Il dramma dei cristiani è la mancanza di unità?
Addirittura la contrapposizione.
A che cosa andiamo incontro, secondo lei?
M’inquieta il ricordo del passato. Quand’ero studente di liceo alla vigilia della guerra non ci saremmo assolutamente aspettati la catastrofe che ci cadeva addosso. Siamo nella stessa situazione: può essere che queste piccole rivoluzioni nei Paesi arabi mediterranei, con l’appoggio determinante della Turchia, si scarichino contro Israele: il quale per difendersi dovrà usare le bombe atomiche.

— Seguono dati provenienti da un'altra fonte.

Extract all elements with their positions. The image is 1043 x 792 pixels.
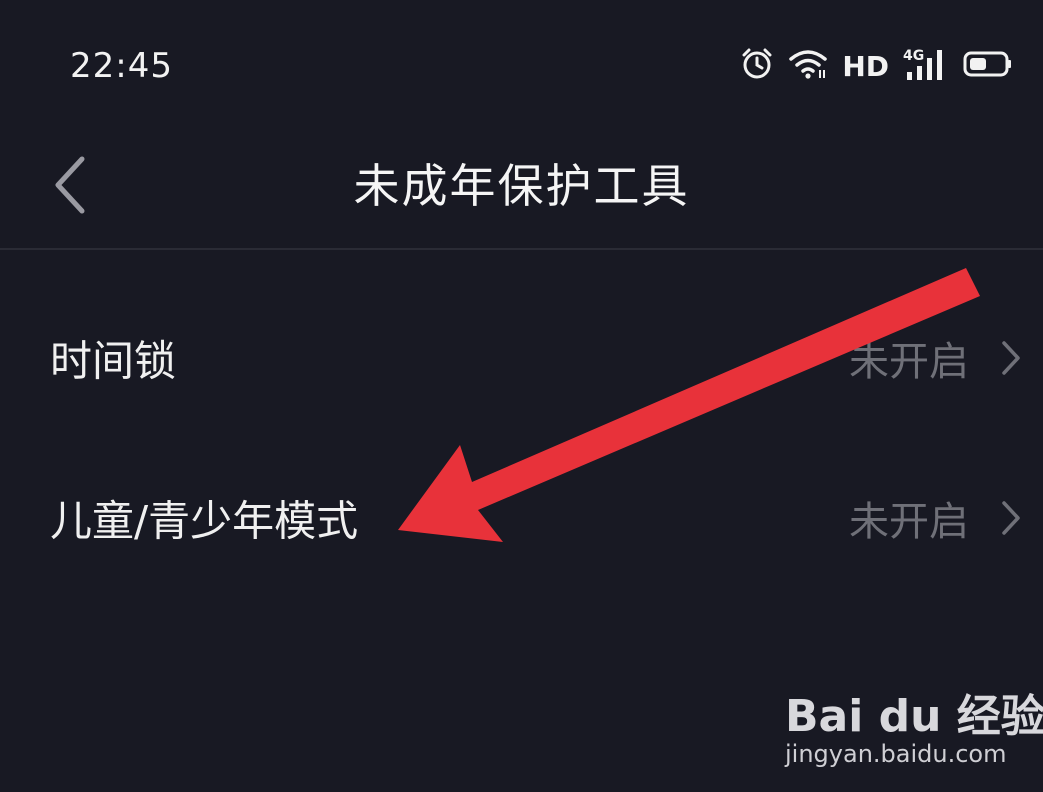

Questo pericolo è stato già preavvertito nel mondo della Trascendenza alcuni anni fa: alludo alle apparizioni nel 1968 della Madonna di Zeitoun in Egitto, in un momento storico pure delicatissimo.
Lei ha una visione provvidenziale della Storia.
Ho assistito nel corso della mia lunga vita ad alcuni grandi interventi provvidenziali della Sopranatura nella storia degli uomini, di cui due operati dalla Madonna (in breve: la salvezza degli ultimi cinquanta-sessanta militari polacchi superstiti nei lager sovietici, liberati e inviati a combattere contro il nazismo in Italia, che si dichiaravano tutti, senza eccezioni, convinti di dovere tale salvezza a un intervento della loro Madonna di Jasna Gora. E l’altro miracolo, assai più imponente, dell’improvvisa scomparsa del comunismo della Russia, dopo la consacrazione del Paese alla Madonna effettuata da papa Giovanni Paolo II). Per questo, in riferimento al problema di Israele il mio pensiero corre a Zeitoun. In conclusione, non fanno parte della realtà storica soltanto le tremende stragi militari, e gli ancor più tremendi eccidi prodotti dall’odio, di cui s’è parlato, ma anche i grandi interventi della Provvidenza in favore dell’umanità, che sono stati parimenti reali. Sta qui il fondamento della mia speranza.